逸材が集まった、壹番館洋服店時代
Vick tailor(ヴィックテーラー)の近藤卓也氏。ボクもいつかはクラシックなスーツを仕立ててもらいたいです。 |
ちなみにメンファは仕立て職人を養成する学校ではなかった。ボクが通っていた’86年~’88年の授業では、神田にあるテーラー石井の石井正幸先生が縫製を教えてくれたり、製図の時間もたっぷりあった。
しかし卒業生の多くはデザイナーかパタンナー志望で、ときどき販売スタッフやプレスになる人もいたが、当時テーラーになろうという人はほとんどいなかった。
もうすでにバブルの兆しはあって、アパレル業界に比較的簡単に就職できたからだ。
メンファ卒業生で、テーラーと縁のある人は近藤氏のほかに、サローネ オンダータの滝沢滋氏、同店サルト(仕立て職人)の水落卓宏氏、batakの中寺広吉氏などがいる。
さて、その後彼は、「突き詰めればオーダーメイドだな」と銀座の老舗、壹番館洋服店の門を叩きテーラーとして6年ほど修行する。
じつは彼が壹番館洋服店に入る半年ほど前に、水落卓宏氏が働き始めていた。少し後になるとイギリスのギーブス&ホークスで修行を終えて帰国した有田一成氏(テーラー&カッター)も働き始める。
その後も本当の洋服好きの人たちが集まってきたそうだ。水落卓宏氏を中心に仕立て技術を日々研究したという。
'90年代のある一時期、凄い求心力で逸材が集まったというわけだ。
高橋洋服店では型紙を
caccioppoliのバンチ。おすすめしたい生地ですね。 |
ここで彼は毎日のように製図ばかりひいていたという。3年間にわたって、型紙づくりのすべてを習得したのである。
壹番館洋服店時代はテーラーとして、高橋洋服店時代はカッターとしての技術を学んだというわけだ。
では、同じ壹番館洋服店で修行した水落氏と同じ縫製技術なのかというと、そうでもないらしい。

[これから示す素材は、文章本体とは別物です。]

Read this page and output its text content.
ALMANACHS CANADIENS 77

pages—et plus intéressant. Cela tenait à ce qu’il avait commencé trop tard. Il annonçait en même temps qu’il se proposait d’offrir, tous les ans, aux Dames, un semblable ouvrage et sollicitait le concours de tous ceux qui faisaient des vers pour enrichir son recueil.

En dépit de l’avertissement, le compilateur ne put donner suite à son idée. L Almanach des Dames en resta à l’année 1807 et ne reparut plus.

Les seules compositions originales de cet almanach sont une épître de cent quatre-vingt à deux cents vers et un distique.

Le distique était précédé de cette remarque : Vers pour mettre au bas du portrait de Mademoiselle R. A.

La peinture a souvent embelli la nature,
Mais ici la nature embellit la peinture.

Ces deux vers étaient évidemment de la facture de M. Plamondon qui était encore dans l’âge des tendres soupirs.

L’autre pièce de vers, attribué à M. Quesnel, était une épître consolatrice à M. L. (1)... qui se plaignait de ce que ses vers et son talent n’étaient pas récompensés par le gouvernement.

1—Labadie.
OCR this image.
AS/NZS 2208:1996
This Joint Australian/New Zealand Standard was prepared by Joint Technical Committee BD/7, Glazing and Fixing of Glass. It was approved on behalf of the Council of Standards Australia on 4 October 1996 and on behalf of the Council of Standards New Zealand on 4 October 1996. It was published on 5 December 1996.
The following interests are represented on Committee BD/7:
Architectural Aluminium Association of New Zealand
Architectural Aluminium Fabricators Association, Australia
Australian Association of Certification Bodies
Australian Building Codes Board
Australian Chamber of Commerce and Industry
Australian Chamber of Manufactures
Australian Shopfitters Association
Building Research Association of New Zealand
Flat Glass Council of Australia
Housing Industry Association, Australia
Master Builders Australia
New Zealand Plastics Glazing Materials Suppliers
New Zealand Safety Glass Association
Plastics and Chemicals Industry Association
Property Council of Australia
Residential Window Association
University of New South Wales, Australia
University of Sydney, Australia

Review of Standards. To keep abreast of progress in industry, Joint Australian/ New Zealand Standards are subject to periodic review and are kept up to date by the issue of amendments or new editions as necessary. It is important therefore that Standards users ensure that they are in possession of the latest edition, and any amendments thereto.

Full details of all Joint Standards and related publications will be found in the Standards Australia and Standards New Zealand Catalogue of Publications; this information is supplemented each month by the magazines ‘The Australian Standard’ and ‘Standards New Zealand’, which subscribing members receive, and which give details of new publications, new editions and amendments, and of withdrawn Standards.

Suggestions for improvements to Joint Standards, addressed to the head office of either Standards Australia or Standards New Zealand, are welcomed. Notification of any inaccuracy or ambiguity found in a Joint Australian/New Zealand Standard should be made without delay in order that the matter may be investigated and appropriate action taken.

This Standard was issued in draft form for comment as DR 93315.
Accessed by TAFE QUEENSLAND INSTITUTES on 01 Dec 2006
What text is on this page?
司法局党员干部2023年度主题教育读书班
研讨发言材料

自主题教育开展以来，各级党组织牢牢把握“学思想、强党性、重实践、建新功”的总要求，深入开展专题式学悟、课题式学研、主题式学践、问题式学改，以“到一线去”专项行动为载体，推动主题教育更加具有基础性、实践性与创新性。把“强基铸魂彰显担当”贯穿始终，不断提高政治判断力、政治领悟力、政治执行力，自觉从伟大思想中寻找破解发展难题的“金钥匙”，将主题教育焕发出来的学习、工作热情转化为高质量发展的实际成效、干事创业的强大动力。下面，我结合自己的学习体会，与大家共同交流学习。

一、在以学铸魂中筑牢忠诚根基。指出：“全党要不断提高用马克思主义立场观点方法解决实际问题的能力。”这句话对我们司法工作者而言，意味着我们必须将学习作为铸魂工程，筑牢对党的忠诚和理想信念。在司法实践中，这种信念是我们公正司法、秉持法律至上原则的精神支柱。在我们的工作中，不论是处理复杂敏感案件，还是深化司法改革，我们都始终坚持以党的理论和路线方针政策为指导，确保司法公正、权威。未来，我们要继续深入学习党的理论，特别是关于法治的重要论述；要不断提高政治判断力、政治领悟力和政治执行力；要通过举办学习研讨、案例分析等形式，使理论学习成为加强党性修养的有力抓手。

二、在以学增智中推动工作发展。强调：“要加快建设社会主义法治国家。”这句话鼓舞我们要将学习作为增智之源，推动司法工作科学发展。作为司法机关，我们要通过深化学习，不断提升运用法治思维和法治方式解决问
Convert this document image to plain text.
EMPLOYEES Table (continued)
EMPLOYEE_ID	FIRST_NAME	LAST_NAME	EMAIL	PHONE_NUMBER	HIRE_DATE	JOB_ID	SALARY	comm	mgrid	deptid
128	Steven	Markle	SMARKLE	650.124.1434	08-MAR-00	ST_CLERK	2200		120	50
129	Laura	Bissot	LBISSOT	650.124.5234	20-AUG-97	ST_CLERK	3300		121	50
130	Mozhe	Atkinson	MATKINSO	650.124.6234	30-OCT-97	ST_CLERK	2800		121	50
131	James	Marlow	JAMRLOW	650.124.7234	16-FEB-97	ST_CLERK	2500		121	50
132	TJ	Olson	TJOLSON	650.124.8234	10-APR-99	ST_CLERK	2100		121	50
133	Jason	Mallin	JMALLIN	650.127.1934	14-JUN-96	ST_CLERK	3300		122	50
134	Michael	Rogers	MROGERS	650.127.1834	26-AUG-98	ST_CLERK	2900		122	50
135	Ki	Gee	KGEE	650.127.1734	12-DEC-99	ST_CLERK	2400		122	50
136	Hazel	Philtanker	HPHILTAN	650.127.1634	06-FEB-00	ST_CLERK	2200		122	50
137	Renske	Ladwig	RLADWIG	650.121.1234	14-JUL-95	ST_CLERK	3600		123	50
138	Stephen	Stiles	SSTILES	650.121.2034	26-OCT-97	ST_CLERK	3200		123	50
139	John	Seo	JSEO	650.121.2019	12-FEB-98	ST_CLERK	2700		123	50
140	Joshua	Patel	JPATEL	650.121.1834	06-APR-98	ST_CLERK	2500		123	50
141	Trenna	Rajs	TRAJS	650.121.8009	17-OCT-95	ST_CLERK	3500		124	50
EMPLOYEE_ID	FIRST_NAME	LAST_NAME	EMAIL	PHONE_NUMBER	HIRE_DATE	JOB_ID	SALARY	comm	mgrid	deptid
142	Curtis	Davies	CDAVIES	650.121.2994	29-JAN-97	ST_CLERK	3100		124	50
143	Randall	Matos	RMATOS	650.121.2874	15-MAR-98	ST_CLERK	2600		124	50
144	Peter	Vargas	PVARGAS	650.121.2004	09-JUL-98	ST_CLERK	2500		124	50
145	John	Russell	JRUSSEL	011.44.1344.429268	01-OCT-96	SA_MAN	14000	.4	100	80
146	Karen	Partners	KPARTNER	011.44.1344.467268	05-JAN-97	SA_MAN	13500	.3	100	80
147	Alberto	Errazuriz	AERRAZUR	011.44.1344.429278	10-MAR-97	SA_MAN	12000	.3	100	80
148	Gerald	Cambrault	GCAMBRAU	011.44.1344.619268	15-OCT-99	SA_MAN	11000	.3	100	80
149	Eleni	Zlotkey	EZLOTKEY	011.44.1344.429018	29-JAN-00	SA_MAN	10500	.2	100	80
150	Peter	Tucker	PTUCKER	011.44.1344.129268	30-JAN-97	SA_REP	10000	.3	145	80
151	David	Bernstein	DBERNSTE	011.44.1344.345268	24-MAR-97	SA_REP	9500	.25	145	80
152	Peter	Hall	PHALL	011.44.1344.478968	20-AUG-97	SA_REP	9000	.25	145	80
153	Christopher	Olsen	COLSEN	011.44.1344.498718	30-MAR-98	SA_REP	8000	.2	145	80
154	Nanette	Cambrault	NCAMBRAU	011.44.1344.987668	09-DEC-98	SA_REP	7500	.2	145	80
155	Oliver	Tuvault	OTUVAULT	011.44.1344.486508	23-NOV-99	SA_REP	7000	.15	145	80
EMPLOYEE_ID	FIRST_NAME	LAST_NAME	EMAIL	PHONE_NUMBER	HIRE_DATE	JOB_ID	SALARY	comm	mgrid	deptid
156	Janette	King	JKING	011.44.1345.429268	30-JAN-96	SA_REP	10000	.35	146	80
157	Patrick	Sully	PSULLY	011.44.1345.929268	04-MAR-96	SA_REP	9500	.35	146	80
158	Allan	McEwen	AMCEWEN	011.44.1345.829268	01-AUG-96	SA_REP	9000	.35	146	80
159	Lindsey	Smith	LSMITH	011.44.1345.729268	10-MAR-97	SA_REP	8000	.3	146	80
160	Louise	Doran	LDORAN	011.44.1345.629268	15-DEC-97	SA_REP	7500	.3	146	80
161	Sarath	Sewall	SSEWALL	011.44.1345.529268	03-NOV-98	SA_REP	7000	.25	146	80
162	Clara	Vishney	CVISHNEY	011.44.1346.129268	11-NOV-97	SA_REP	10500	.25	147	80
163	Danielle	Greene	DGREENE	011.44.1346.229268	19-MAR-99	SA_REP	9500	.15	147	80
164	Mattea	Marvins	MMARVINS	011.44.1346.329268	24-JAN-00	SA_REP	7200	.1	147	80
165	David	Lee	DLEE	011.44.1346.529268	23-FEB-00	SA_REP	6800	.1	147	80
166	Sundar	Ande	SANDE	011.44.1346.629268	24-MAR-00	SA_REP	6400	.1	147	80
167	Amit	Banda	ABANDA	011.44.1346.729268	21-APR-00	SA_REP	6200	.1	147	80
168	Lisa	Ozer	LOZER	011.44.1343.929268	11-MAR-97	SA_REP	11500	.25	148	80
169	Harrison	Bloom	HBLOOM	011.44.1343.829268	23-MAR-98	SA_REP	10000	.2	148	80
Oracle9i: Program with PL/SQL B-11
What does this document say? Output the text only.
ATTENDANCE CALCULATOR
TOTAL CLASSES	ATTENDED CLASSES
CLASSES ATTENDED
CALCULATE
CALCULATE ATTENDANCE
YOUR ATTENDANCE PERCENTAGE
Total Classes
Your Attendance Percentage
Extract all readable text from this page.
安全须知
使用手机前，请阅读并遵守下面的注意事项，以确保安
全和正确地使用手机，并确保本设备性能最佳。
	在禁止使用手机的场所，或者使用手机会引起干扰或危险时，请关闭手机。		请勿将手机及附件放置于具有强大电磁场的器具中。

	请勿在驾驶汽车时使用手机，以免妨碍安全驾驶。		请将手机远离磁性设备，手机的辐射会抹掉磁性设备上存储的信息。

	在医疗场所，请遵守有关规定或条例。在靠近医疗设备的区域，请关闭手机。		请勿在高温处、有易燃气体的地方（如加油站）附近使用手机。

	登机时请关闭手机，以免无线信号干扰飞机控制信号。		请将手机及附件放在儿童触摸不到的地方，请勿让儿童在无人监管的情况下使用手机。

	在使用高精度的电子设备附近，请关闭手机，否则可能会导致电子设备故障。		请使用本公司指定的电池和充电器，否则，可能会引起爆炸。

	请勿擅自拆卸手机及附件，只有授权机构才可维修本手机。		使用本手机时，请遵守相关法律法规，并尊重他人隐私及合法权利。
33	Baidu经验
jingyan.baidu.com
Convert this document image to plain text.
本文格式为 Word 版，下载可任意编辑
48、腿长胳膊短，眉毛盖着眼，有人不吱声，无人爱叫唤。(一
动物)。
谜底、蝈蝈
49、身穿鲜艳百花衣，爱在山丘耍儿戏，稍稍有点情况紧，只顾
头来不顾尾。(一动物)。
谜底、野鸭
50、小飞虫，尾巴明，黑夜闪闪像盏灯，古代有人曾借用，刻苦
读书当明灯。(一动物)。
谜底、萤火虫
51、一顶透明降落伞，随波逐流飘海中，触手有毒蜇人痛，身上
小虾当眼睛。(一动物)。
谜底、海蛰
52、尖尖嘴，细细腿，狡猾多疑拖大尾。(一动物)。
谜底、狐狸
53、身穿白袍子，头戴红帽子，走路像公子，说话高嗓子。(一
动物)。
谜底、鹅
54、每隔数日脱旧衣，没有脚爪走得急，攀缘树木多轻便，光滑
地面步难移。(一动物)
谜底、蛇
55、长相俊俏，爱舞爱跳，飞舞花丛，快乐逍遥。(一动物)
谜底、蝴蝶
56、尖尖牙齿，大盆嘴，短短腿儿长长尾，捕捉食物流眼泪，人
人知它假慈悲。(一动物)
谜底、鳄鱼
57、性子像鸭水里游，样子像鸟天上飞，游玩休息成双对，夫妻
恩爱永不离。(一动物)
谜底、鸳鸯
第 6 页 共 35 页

最初に針と糸をもったのは同じ壹番館洋服店でも、いろいろな情報が入ってくるなか、どれを選び、吸収するかは個人によって違うとのこと。
優れた方法があれば試し、もっと優れたものが見つかればそちらを選ぶといったように、自分が目指すスーツに必要な技術をどん欲に求めていったのである。
また、当時はお直しなどでイタリアの高級既製スーツを持ち込むお客もいたらしく、縫製の方法や、使っている芯地などを随分研究したそうだ。
次世代テーラーたち
実家がテーラーの場合は別だが、昔は一流テーラーに就職したら独立しない人が多かった。
今回紹介している近藤氏をはじめ、水落氏(滝沢氏のもとで独立しているようなもの)、有田氏といった若い世代は独立して、自分が理想とするスーツを仕立てているのである。